The result is respectable. Stafford especially is up to the challenge, climbing all over Nelson's "Hoe Down."

Recastings, though, are troubling. While common in theater and film, they are more problematic in jazz, where venturing ahead has long had greater currency than looking back. It's worthy to honor the hard bop original. But great moments are hard to recapture.

Classical

Brandywine Baroque: Laura Heimes and Julianne Baird, sopranos; Tony Boutté, tenor; Sumner Thompson, bass; Karen Flint, harpsichord

(Plectra ***1/2)

Carolyn Sampson, soprano; Robin Blaze, countertenor; Orchestra of the Age of Enlightenment, Nicholas Kraemer conducting

(Bis ***)

Deborah York, soprano; Lydia Vierlinger, alto; Capella Leopoldina, Jörg Zwicker conducting

(Phoenix Edition ***1/2)

No composer intertwined human voices better than Handel, but duets aren't as frequent in his output as one would think since his operas are a series of star turns. His oratorios contain enough duets to fill the Carolyn Sampson/Robin Blaze disc, with music from

Jephtha, Solomon, Saul

and, best of all, from

Theodora

. Any cross-section of such towering works is to be welcomed. However, these duets tend to have a similar, mid-level emotional temperature that breeds sameness - particularly with singers whose balance of text projection and mellifluous tone is weighted toward the latter (not that there's anything so wrong with that, especially with voices of this quality).

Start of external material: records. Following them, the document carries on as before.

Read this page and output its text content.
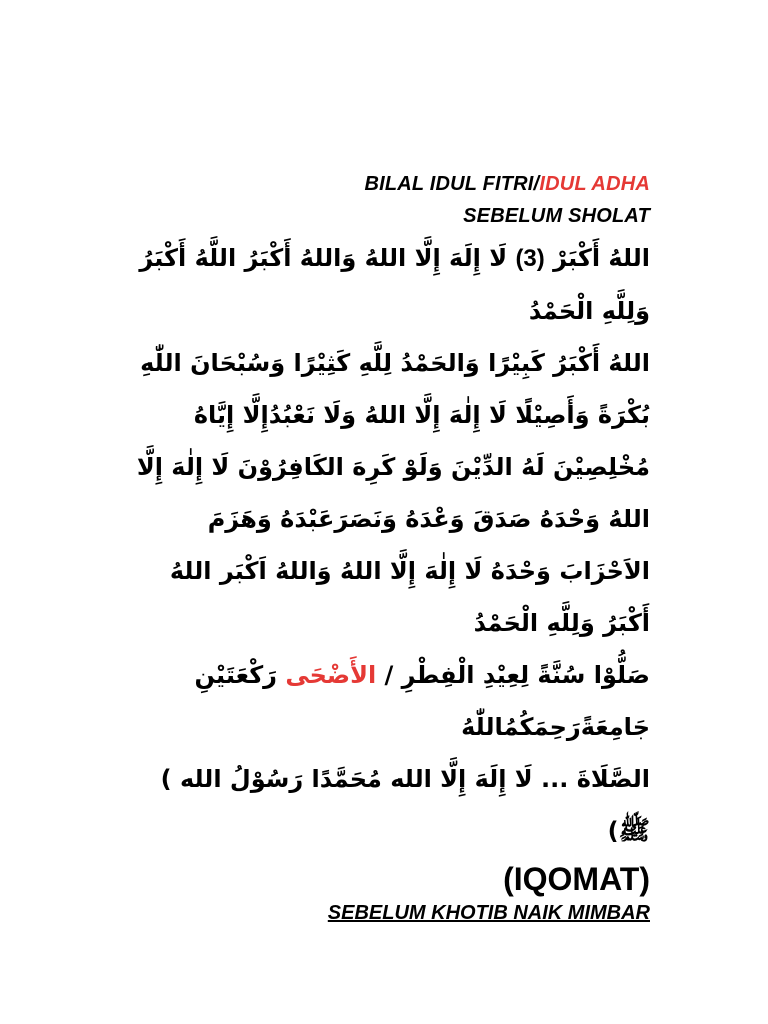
BILAL IDUL FITRI/IDUL ADHA
SEBELUM SHOLAT

اللهُ أَكْبَرْ (3) لَا إِلَهَ إِلَّا اللهُ وَاللهُ أَكْبَرُ اللَّهُ أَكْبَرُ

وَلِلَّهِ الْحَمْدُ

اللهُ أَكْبَرُ كَبِيْرًا وَالحَمْدُ لِلَّهِ كَثِيْرًا وَسُبْحَانَ اللّٰهِ

بُكْرَةً وَأَصِيْلًا لَا إِلٰهَ إِلَّا اللهُ وَلَا نَعْبُدُإِلَّا إِيَّاهُ

مُخْلِصِيْنَ لَهُ الدِّيْنَ وَلَوْ كَرِهَ الكَافِرُوْنَ لَا إِلٰهَ إِلَّا

اللهُ وَحْدَهُ صَدَقَ وَعْدَهُ وَنَصَرَعَبْدَهُ وَهَزَمَ

الاَحْزَابَ وَحْدَهُ لَا إِلٰهَ إِلَّا اللهُ وَاللهُ اَكْبَر اللهُ

أَكْبَرُ وَلِلَّهِ الْحَمْدُ

صَلُّوْا سُنَّةً لِعِيْدِ الْفِطْرِ / الأَضْحَى رَكْعَتَيْنِ

جَامِعَةًرَحِمَكُمُاللّٰهُ

الصَّلَاةَ ... لَا إِلَهَ إِلَّا الله مُحَمَّدًا رَسُوْلُ الله )

ﷺ)

(IQOMAT)
SEBELUM KHOTIB NAIK MIMBAR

That disc's pacing problem is preemptively addressed by the concoction of the pseudo-opera

Almirante

. The disc's original idea was various baroque-period duets by Handel, Bach and Purcell. While attempting to find a through-line for the program, conductor Jörg Zwicker devised the idea for a full-blown three-act scenario. Well, why not (even if the languages jump between English and Italian)? The material is so strong, the individual moments are there to be enjoyed or taken in within the totality. Deborah York and Lydia Vierlinger are seasoned enough that they can make a wordless run of notes speak volumes. And what they do with words is even better.

Few duet partners, though, are as compatible as Julianne Baird and Laura Heimes in the more modestly scaled Brandywine Baroque program of cantatas accompanied only by harpsichord. All singers on the disc are longtime baroque specialists who truly have purged unconscious tendencies toward big-auditorium 21st-century singing - and have learned how to make the music speak more powerfully in more miniaturist terms. The fun part is that some of this music was cannibalized by Handel for

Messiah

- what now sounds like Christmas began life as something rather saucier. The program will be performed live at Brandywine Baroque's concerts Dec. 13 at St. Peter's Church in Lewes, Del., and Dec. 14 at the Barns at the Flintwoods in Wilmington.